L'expression de sa popularité est particulièrement délicieuse. Car en réalité, quelle est la mesure de ce succès ? Est-ce la quantité d'émoticônes flamboyants, ces cœurs rouges vifs, ces prières emplies de reconnaissance, ces baisers généreusement distribués, qui font le score ? Ou est-ce l'infini cérémonial de l'envoi des photos, où le monde entier semble suspendu à ses images de fleurs et ses mélodies italiennes mal assorties ? Peut-être que la vérité réside dans son obsession de voir « L » contempler ses exploits virtuels et s'exclamer devant la modernité de sa grand-mère.

Ah, cette fierté qu'elle porte, aussi brillante que le soleil du midi ! Un succès qui, malgré son étrangeté pour certains, est bien réel pour elle.

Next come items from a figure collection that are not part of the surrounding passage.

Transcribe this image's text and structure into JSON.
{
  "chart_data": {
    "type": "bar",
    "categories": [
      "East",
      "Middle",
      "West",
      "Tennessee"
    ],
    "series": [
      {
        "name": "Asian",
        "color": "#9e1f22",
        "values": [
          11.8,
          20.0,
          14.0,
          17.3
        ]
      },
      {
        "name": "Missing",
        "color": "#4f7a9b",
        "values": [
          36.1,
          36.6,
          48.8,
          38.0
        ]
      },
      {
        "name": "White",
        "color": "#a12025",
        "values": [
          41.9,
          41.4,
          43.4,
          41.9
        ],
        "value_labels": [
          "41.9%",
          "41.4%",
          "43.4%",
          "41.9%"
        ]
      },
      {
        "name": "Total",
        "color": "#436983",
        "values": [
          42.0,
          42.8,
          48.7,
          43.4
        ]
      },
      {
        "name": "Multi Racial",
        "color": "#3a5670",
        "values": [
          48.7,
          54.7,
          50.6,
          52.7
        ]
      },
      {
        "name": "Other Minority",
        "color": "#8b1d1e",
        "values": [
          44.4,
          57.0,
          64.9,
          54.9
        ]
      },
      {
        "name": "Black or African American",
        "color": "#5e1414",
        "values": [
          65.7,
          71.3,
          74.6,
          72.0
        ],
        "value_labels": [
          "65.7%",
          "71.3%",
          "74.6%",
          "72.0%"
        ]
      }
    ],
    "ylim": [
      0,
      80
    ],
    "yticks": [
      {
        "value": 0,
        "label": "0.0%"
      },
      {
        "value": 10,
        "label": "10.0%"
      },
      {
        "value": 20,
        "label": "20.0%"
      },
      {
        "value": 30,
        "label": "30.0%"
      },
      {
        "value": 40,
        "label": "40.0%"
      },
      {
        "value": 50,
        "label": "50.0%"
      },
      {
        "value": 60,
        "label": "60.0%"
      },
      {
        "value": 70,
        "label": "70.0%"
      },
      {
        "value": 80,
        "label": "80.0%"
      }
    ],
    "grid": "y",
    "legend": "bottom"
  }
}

Et bien que ce ne soit qu'un mirage pour moi, je dois admettre que c'est un spectacle aussi fascinant qu'absurde, cette 'story' aux couleurs de l'arc-en-ciel qui prend vie sous les doigts fébriles de ma mère, rythmée par les mélopées transalpines.

Son enthousiasme est-il contagieux ? Je dois avouer qu'il arrive que je sois pris d'une envie irrésistible de sourire, face à cette scène. Après tout, que vaut un succès si on ne peut le partager avec ceux que l'on aime ? Alors oui, chère mère, je regarderai ta 'story', et je rirai, je m'émerveillerai, et peut-être même. Mais ne compte pas sur moi pour que je t'envoie une flopée d'émoticônes, aussi bigarrées que ton univers numérique, j’ai bien trop peur que tu m’assailles de messages.